关于该载体系统的更多信息,请参考以下文献:
References | Topic |
---|---|
Cell. 154:442 (2013) | Characterization of CRISPRa and CRISPRi systems |
Nat Methods. 12:1143 (2015) | Characterization of the dCas9-KRAB system |
Nat Methods. 15:611 (2018) | Dual-gRNA and dCas9-KRAB-MeCP2 based gene repression |
我们的慢病毒dCas9-KRAB载体使用第三代慢病毒载体系统。经优化,该载体在大肠杆菌体内具有很高的拷贝数,包装的活病毒具有很高的滴度,对大多数宿主细胞具有高效的转导能力,能有效地把载体整合到靶细胞基因组并实现外源基因的高水平表达。人U6启动子可以高水平驱动针对靶基因组DNA位点的用户设计的gRNA组成型表达。

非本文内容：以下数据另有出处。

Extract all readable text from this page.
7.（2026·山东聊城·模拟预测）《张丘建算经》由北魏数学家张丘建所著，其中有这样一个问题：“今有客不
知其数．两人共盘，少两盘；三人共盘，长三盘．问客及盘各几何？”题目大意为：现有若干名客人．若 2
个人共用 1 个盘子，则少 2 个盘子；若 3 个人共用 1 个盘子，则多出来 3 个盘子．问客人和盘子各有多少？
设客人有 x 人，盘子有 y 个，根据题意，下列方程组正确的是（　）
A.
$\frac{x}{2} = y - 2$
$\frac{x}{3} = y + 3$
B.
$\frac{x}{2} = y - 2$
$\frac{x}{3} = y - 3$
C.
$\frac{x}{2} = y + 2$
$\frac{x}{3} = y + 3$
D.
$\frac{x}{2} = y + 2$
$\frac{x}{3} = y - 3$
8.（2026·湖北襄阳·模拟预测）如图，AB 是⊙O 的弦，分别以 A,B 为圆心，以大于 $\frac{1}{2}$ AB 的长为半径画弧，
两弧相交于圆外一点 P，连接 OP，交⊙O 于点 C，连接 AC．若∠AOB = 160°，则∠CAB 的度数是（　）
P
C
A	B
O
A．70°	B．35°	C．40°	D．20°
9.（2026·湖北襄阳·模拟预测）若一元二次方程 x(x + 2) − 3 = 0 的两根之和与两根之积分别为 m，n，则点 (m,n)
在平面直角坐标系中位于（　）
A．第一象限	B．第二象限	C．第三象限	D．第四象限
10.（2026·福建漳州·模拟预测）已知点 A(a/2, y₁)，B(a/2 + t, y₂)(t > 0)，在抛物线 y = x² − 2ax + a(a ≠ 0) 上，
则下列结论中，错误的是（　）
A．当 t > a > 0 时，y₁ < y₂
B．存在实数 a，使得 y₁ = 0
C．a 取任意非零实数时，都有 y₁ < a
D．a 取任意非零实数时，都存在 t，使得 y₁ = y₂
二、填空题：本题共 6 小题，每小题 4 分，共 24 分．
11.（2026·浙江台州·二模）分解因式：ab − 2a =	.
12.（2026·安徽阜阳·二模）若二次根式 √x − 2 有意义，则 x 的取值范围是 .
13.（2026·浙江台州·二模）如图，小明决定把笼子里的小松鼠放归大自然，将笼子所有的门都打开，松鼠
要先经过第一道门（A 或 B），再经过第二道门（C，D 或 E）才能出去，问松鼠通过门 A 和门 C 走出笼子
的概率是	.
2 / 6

图1 基于慢病毒的CRISPRi基因抑制表达效果。(A)转录阻遏复合物示意图。首先向Jurkat细胞转导携带dCas9:KRAB:MeCP2的慢病毒以表达转录阻遏复合物,然后进行抗性筛选。然后用另一种慢病毒转导细胞以表达scramble或者gRNA,并进行额外的抗性筛选。(B) 靶向CXCR4基因启动子区的gRNA。(C) 通过qRT-PCR测量CXCR4的相对基因表达,量化了使用Scramble、gRNA以及空白对照(NC)转导的并经过抗性筛选的Jurkat细胞中CXCR4转录产物表达量。Mean±SD,***P<0.001,****P<0.0001,Tukey事后检验。(D) 通过western blot证实了含有打靶gRNA的Jurkat细胞中的CXCR4表达水平下调。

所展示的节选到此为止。